Guest Blog: An undergraduate enjoys a CA internship

Jamie Chua, Oxford

I’m Jamie, an undergraduate studying Psychology and Linguistics at the University of Oxford. Having decided that being employed post-graduation would be ideal, I’d been looking around for internships that would help me explore the career paths I’m interested in, one of which is research. 

I wanted to understand the process of producing research (especially that relating to Psychology and Linguistics) and get an early idea of whether this path is right for me, making my summer research internship in the Health Communication and Behaviour Change Team at Oxford, supervised by Dr Charlotte Albury, very fitting – as the title states, they focus on Health Communication, which seemed to be an opportunity to explore the more applied side of Linguistics in a way that was directly beneficial to public health. I was also drawn to the Team’s qualitative approach, as I’ve been exposed mainly to research that uses quantitative methods almost exclusively and felt that a different perspective would be very valuable. 
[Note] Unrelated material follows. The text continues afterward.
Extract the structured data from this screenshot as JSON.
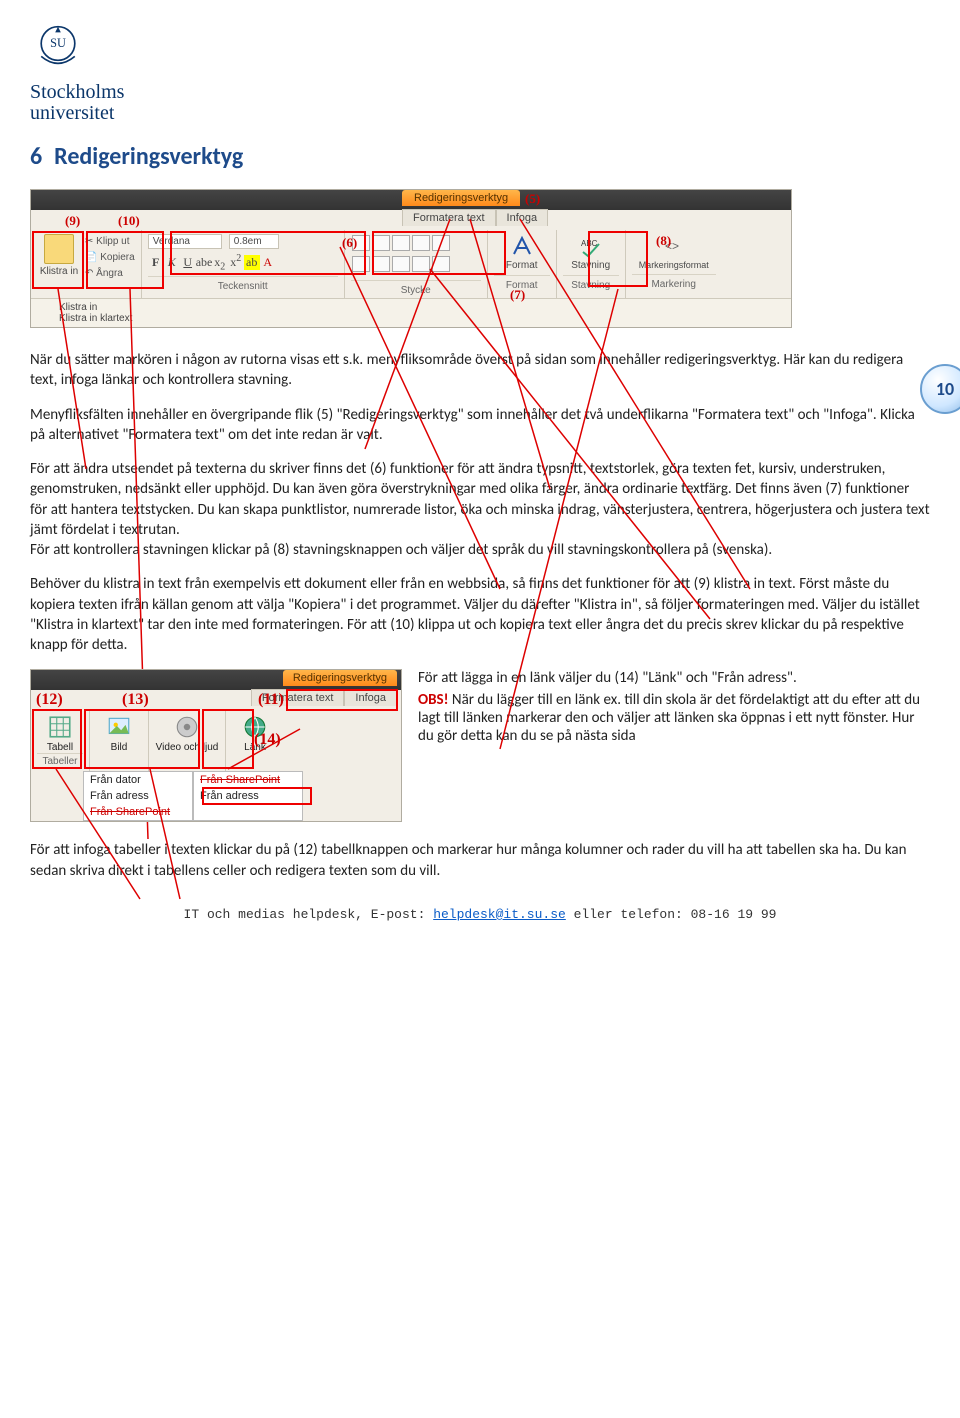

From this internship, I had my first experience of conversation analysis, doing preliminary examinations of conversation transcripts from a clinical trial. I also participated in an introductory class to qualitative methods (a complete paradigm shift).

Any interesting preliminary observations from the transcripts?

I analysed real clinical conversations from a clinical trial where GPs offered weight loss advice to people living with obesity. Some GPs were able to offer free referrals for their patients to access dedicated support, whilst others could only give brief advice (reflecting the variability of what’s currently available through the NHS). Such advice was justified by referencing the specific risks of obesity – such as increased chance of diabetes or heart disease. An example of this can be seen in the transcript below, where the clinician specifically mentions diabetes as a health risk.

On the other hand, GPs that were able to offer a free referral to a weight-loss group (e.g., Slimming World) tended not to mention specific risks (unless the patient had pre-existing conditions, in which case these issues were referenced), merely stating that losing weight was beneficial. In the second example below, the clinician (the same one as in the other transcript) does not mention specific health risks. Instead, they state that the patient’s BMI is ‘very scary’ and seems to replace talking about specific health risks with the weight-loss referral.

It was as if GPs that had no interventions to offer felt the need to compensate for the lack of beneficial information they were able to give by justifying their advice in great detail, while those that were able to offer the referral didn’t feel such pressure. 

So maybe this difference can be explained by the need to avoid what conversation analysts call ‘interactional trouble’: needing to provide a certain ‘threshold’ of information for the contact to be seen as worthwhile. Other ways of managing interactional troubles (understandably prominent in discussions about weight) included the question tag ‘alright?’ and humour on both the part of the patient and GP, some in the form of jokes which varied greatly in quality. I was also surprised to see that imperatives were avoided – maybe to neutralise the paternalistic quality that consultations can easily take on. It’s possible that the interactional troubles present in these conversations have different sources despite their identical settings: the need for an exchange to be sufficiently beneficial for all parties, and levelling the possible power imbalances in interactions.

Nice. How has this experience helped you? What have you learned?

Ironically (given the focus of the internship), this is quite hard to express!

I’ve gained a much more balanced view on what academic research is like, and my skillset has been beefed up with methods of conversation analysis and an introductory grasp of qualitative methods. At first, it was unsettling to see that many clinicians didn’t follow the advice structure they were told to use (reflecting that participants in trials, despite being given scripts or templates, sometimes modify their speech according to the specifics of the interaction). It felt like ‘losing’ such a control variable made the collected results unreliable.

But this ‘complication’ turns out to be beneficial when considering the nature of real interactions – interactions shaped by the unique specifics of each situation. Then, deviations from researcher instructions can in fact give us insights into how conversations and their effects are constructed! This is a view that’s very different from what I’d perceived science (in Psychology, Linguistics, etc.) to be, and it’s exciting to have another perspective from which to consider. Real life is invaluable, especially when studying social phenomena, and this is a perspective that I now try to integrate into all the new topics I learn. 

And as I imagine it is with much health-related research, it’s been so rewarding to know what’s being done will directly benefit people. It’s also amazing that findings can be discovered just from examining transcripts – conversations that have already happened. Maybe more of the answers we look for are embedded in what has already been said – we need only look closer.